According to the Texas Tribune, after first proposing the rule quietly in July, officials with the Texas Health and Human Services Commission  “re-submitted for public consideration a proposed rule change that prohibits hospitals, abortion clinics and other health care facilities from disposing of fetal remains in sanitary landfills, instead allowing only cremation or interment of all remains regardless of the period of gestation — even in instances of miscarriages.”  

Naturally, these rules have abso-fucking-lutely zero physical or mental health benefits for women who choose to terminate a pregnancy (or for women who experiences a miscarriage)

So what do they offer? First of all, the rule puts additional financial— with costs that can add up to thousands of dollars — and logistical burdens on the health-care providers who already slog through the worst of anti-woman, anti-choice opposition to do their jobs each day because, arbitrarily, policy-makers decided that this medical waste needs someone to whisper a prayer over it.

And, if that’s not enough: it’s also an opportunity for these pathetic, fetus-fetishizing weirdos to codify their bizarre ideas about fetal tissue being alive (regardless of viability or how/why the pregnancy was ended) and set precedent for putting that fetal tissue on the same footing as a person. That’s ultimately what it’s all about — punishing women and the people who dare to help them while keeping a baseless lie alive. It’s the anti trifecta.

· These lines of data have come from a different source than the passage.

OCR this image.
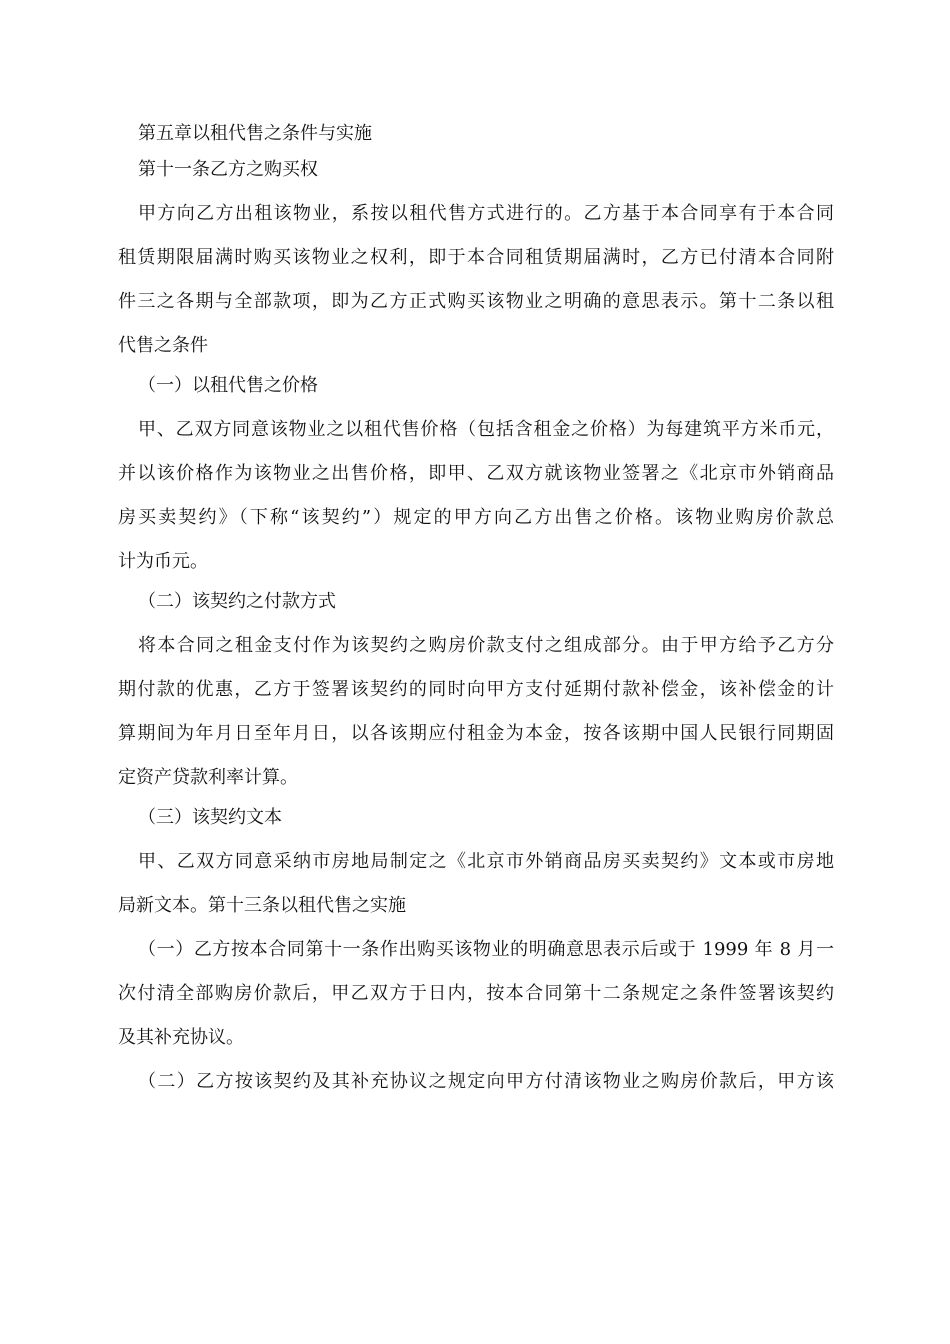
第五章以租代售之条件与实施
第十一条乙方之购买权
甲方向乙方出租该物业，系按以租代售方式进行的。乙方基于本合同享有于本合同
租赁期限届满时购买该物业之权利，即于本合同租赁期届满时，乙方已付清本合同附
件三之各期与全部款项，即为乙方正式购买该物业之明确的意思表示。第十二条以租
代售之条件
（一）以租代售之价格
甲、乙双方同意该物业之以租代售价格（包括含租金之价格）为每建筑平方米币元，
并以该价格作为该物业之出售价格，即甲、乙双方就该物业签署之《北京市外销商品
房买卖契约》（下称“该契约”）规定的甲方向乙方出售之价格。该物业购房价款总
计为币元。
（二）该契约之付款方式
将本合同之租金支付作为该契约之购房价款支付之组成部分。由于甲方给予乙方分
期付款的优惠，乙方于签署该契约的同时向甲方支付延期付款补偿金，该补偿金的计
算期间为年月日至年月日，以各该期应付租金为本金，按各该期中国人民银行同期固
定资产贷款利率计算。
（三）该契约文本
甲、乙双方同意采纳市房地局制定之《北京市外销商品房买卖契约》文本或市房地
局新文本。第十三条以租代售之实施
（一）乙方按本合同第十一条作出购买该物业的明确意思表示后或于 1999 年 8 月一
次付清全部购房价款后，甲乙双方于日内，按本合同第十二条规定之条件签署该契约
及其补充协议。
（二）乙方按该契约及其补充协议之规定向甲方付清该物业之购房价款后，甲方该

The Dallas News reports that the superheroes at NARAL, the Center for Reproductive Rights (CRR) and other pro-abortion groups in Texas have been gathering signatures, making noise and raising hell to see these rules thrown out. (The CRR also put out a call to action, encouraging legislators to drop the “sham” amendments that ”unconstitutionally interfere with women's ability to access reproductive health care,” which you should totally check out and share.)

While officials have added time to the public comment period due to the initial public response (appropriately, the new comment period ends on Halloween when people typically enjoy being subjected to horror stories) many signs, including 12,000 ignored comments from the first comment period, hint that those officials will keep holding on to the belief that fetal tissue deserves more sympathy than they show their female constituents.